Firefighters struggled to control the flames that engulfed the wooded hillsides on the island of La Gomera, reducing lush green trees to black dust, spewing grey smoke and displacing residents and tourists.
That fire started more than a week ago and has devastated more than 4000 hectares of land, including hundreds of hectares in the Garajonay National Park, a UNESCO World Heritage site that is home to rare subtropical plants.
Water-bombing aircraft were dousing the flames, which crackled rapidly through ravines in the west of La Gomera.
“It is very difficult because of the high temperatures, the wind, the low humidity and the lack of aircraft,” said a spokeswoman for the island council, Karen Bencomo.
“We have three water-bombing planes and four helicopters. We need 10 more planes,” she said.
On the other side of the island in the main town San Sebastian, beds were prepared in school lodgings for hundreds of evacuees, mostly tourists and visitors who came by boat from the west, mayor Angel Luis Castilla said.
More than 5000 people remained displaced from various villages on Monday afternoon, the regional government estimated, half of them from around Vallehermoso in the north of the island.

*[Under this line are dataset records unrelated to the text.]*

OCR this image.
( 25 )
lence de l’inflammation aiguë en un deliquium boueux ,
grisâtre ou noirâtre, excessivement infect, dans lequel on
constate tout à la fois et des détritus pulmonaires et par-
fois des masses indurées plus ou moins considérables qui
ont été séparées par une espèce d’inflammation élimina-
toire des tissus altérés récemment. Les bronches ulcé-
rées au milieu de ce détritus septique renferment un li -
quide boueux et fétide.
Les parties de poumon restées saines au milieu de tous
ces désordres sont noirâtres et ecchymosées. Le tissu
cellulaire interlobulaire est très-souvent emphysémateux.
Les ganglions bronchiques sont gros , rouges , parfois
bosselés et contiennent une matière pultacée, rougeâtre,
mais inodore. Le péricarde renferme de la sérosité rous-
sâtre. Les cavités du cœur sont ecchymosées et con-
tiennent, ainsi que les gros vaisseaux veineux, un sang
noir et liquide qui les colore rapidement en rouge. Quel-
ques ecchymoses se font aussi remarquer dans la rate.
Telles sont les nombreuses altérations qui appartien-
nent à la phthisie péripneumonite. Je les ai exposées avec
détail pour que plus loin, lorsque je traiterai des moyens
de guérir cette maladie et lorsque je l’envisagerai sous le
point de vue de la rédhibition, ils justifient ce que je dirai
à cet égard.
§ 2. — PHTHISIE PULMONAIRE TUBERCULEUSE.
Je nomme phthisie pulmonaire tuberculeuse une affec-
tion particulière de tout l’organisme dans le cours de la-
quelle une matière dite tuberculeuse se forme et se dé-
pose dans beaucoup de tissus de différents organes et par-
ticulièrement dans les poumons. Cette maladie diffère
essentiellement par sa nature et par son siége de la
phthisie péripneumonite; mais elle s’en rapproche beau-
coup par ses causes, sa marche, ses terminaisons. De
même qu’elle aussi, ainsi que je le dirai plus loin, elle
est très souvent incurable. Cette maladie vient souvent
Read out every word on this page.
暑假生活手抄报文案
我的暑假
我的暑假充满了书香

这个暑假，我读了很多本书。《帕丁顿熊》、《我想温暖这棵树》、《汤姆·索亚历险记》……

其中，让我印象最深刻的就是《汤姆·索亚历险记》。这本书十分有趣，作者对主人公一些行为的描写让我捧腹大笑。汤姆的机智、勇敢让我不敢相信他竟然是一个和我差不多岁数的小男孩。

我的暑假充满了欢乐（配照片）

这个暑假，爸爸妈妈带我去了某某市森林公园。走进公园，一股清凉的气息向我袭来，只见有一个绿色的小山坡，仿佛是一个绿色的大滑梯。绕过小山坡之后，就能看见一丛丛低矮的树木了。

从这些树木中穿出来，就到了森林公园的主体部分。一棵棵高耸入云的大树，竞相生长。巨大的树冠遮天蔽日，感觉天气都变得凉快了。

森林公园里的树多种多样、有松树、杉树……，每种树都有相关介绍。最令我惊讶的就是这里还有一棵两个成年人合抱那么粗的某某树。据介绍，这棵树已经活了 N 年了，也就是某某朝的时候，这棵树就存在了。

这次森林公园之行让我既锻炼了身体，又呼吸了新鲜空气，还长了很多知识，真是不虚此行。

Far away on the Spanish mainland, near the southeastern city of Alicante, a forest fire killed two members of the emergency team fighting the blaze, the regional government said.
Firefighters battled through the night against the flames in the pine forests around Torre de les Macanes north of Alicante.
By Monday morning the fire had been stabilised and the flames had died down after covering about 600 hectares, regional government official Serafin Castellano said.
Meanwhile in Croatia and Bosnia, hundreds of firefighters were also struggling on Monday to put out several forest fires.
About 1500 hectares of land have gone up in flames since Sunday in Croatia’s southern Skradin and Komin regions.
In Bosnia, dozens of forest fires have blazed in recent days in the south of the country, notably in the region of Mostar and Konjic.